I wanted to redo the entire garage and make it into a guest house. Better yet, there is enough room to push trailie in there, lay down Astroturf, knock down the side wall and put in a garage door…VOILA’!! Instant guest home! Set down some folding chairs and it’s all set. This is great motivation to continue to move through the clutter to a new trailer park heaven. There is happiness in my heart I can’t explain right now.

This is gonna be gooood!

Sunday, April 19, 2009

Where Nobody Knows Your Name

I love being spontaneous.

I try and do something new and unplanned all of the time. It could be why I don’t like to make reservations too far in advance. It might mess things up if I wanted to skip town on a moment’s notice. You never know what is going to come up in life. For a week, I decided to get out of town and not tell anyone. Well, sort of. I flew so somebody needed to watch Maggie. So, I told 2 people. Other than that, nobody knew where I was.

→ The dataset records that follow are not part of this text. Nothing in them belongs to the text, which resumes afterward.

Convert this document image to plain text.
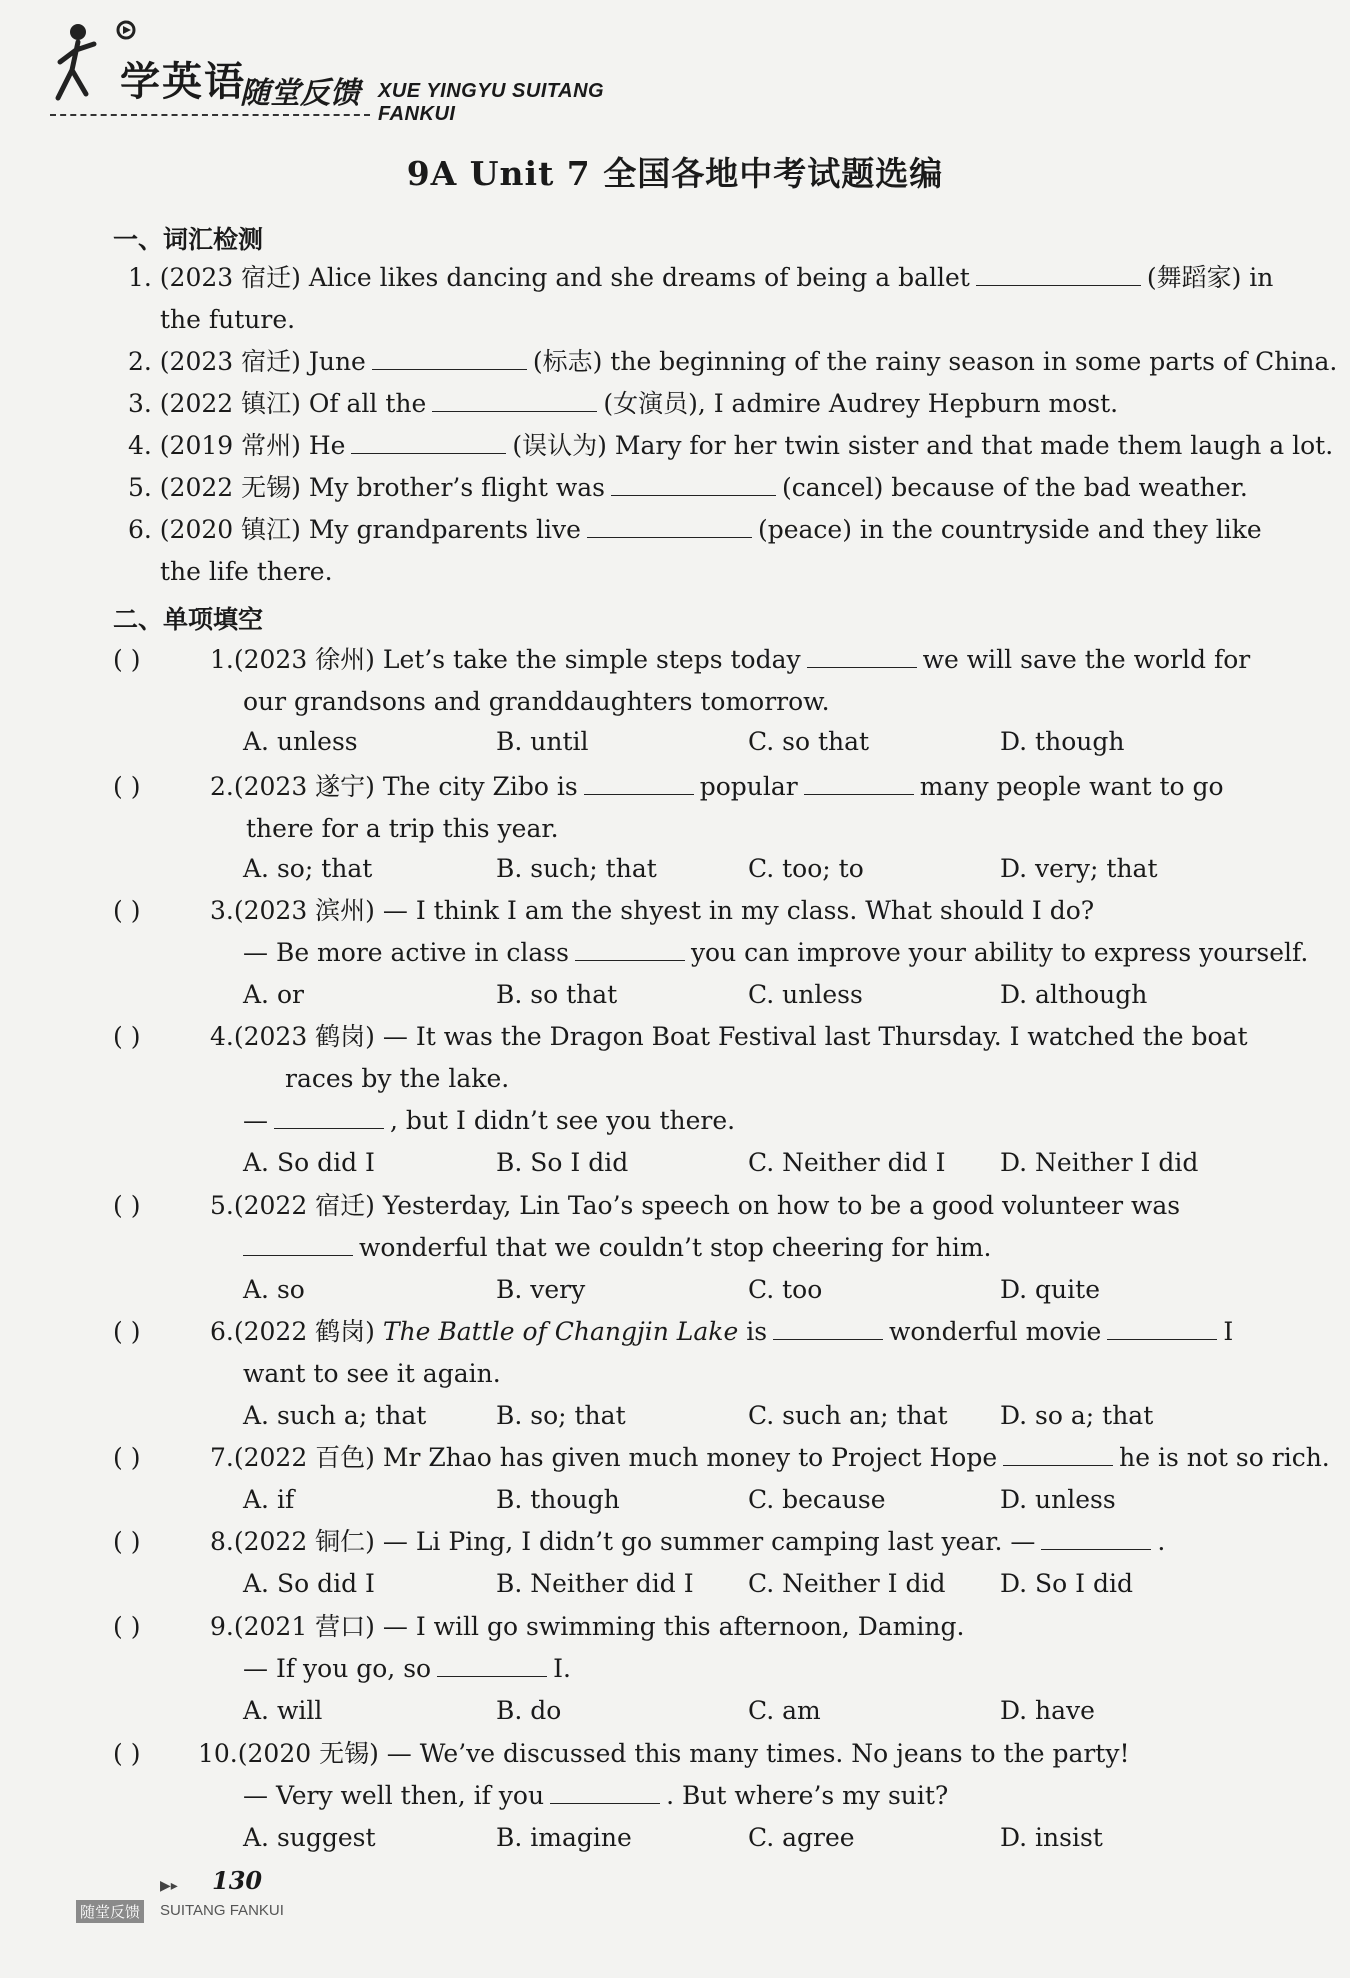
学英语
随堂反馈 XUE YINGYU SUITANG FANKUI
9A Unit 7 全国各地中考试题选编
一、词汇检测
1. (2023 宿迁) Alice likes dancing and she dreams of being a ballet	(舞蹈家) in
the future.
2. (2023 宿迁) June	(标志) the beginning of the rainy season in some parts of China.
3. (2022 镇江) Of all the	(女演员), I admire Audrey Hepburn most.
4. (2019 常州) He	(误认为) Mary for her twin sister and that made them laugh a lot.
5. (2022 无锡) My brother’s flight was	(cancel) because of the bad weather.
6. (2020 镇江) My grandparents live	(peace) in the countryside and they like
the life there.
二、单项填空
( )	1.(2023 徐州) Let’s take the simple steps today	we will save the world for
our grandsons and granddaughters tomorrow.
A. unless	B. until	C. so that	D. though
( )	2.(2023 遂宁) The city Zibo is	popular	many people want to go
there for a trip this year.
A. so; that	B. such; that	C. too; to	D. very; that
( )	3.(2023 滨州) — I think I am the shyest in my class. What should I do?
— Be more active in class	you can improve your ability to express yourself.
A. or	B. so that	C. unless	D. although
( )	4.(2023 鹤岗) — It was the Dragon Boat Festival last Thursday. I watched the boat
races by the lake.
—	, but I didn’t see you there.
A. So did I	B. So I did	C. Neither did I D. Neither I did
( )	5.(2022 宿迁) Yesterday, Lin Tao’s speech on how to be a good volunteer was
wonderful that we couldn’t stop cheering for him.
A. so	B. very	C. too	D. quite
( )	6.(2022 鹤岗) The Battle of Changjin Lake is	wonderful movie	I
want to see it again.
A. such a; that	B. so; that	C. such an; that D. so a; that
( )	7.(2022 百色) Mr Zhao has given much money to Project Hope	he is not so rich.
A. if	B. though	C. because	D. unless
( )	8.(2022 铜仁) — Li Ping, I didn’t go summer camping last year. —	.
A. So did I	B. Neither did I C. Neither I did D. So I did
( )	9.(2021 营口) — I will go swimming this afternoon, Daming.
— If you go, so	I.
A. will	B. do	C. am	D. have
( ) 10.(2020 无锡) — We’ve discussed this many times. No jeans to the party!
— Very well then, if you	. But where’s my suit?
A. suggest	B. imagine	C. agree	D. insist
▶▸ 130
随堂反馈 SUITANG FANKUI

Those “sneaky feelings” are exciting. Remember life before you had a cell phone? No really…remember? You had to make an extra effort to reach out to talk to someone. Now, you can reach in your pocket to contact anyone in the world. There is something to be said for getting lost.

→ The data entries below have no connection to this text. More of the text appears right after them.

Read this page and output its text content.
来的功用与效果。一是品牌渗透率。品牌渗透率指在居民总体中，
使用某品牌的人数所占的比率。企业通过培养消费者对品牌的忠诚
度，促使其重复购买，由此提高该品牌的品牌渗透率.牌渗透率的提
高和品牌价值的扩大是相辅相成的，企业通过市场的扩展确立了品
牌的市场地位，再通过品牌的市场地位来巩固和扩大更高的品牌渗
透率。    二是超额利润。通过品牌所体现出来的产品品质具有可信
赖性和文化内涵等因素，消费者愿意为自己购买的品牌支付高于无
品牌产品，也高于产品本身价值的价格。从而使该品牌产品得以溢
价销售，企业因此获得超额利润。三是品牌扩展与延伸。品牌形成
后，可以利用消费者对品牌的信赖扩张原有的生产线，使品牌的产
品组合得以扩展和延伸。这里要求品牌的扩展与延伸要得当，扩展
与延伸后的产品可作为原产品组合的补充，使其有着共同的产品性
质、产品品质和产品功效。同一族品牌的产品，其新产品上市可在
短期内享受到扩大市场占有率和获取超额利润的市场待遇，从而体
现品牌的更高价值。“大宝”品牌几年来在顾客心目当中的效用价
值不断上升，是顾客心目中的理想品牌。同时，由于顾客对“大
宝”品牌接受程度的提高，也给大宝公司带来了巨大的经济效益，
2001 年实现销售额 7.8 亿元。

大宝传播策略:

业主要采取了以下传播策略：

I left town not knowing how long I would be gone. For the week I spent away, I explored a new city and grew to love it. I went to a play, walked around different neighborhoods, ate at some amazing restaurants and some not so good ones, bought some clothes, walked in the park, got my hair “did,” drank way too much coffee and unfortunately, laid on my death bed for 24 hours. I must have eaten something that did not agree with me. For those of you who are “lucky” enough to know what I am talking about, food poisoning feels like you are going to die. That’s how I felt anyway. For how horrible it was, I am fortunate it only lasted a day.

There is something to be said for exploring a town where nobody knows your name. I don’t have to worry about anything. I can look lost, I can be myself, I can break out of my routine. I did all of that. For a moment, I didn’t worry or miss anything.

Now that I am home, I am going to be a tourist in my own city. I know it sounds so cliché’ but I am seeing things differently. I am off to jump on my bike and ride along the beach before seeing some fast cars and interesting people.

Also, I will blog about some exciting activities coming up this week…

It feels good to be back.

Thursday, April 9, 2009

Changes

I am doing things differently. It's been a while since I posted a blog and there are reasons for that. I do enjoy blogging and I am sure many of you can relate to what I am experiencing. I am human, although sometimes I wonder how open I should be online.

I am a private person.

When I tell people that, they look at me as if I told them a joke since it seems as if my life is posted for the world to see. It is and it isn't. There are few people in my life that have seen me through the ups and downs... even they don't know everything. Probably a good thing. I am sure it's like that for everyone.

I am looking forward to the future. For now, I will continue to live in the present.

For the small amount of time that I have done things differently, opportunities have presented themselves. I am paying attention. I see exactly what is in front of me.

I will continue to write about my thoughts, experiences and lessons along the way.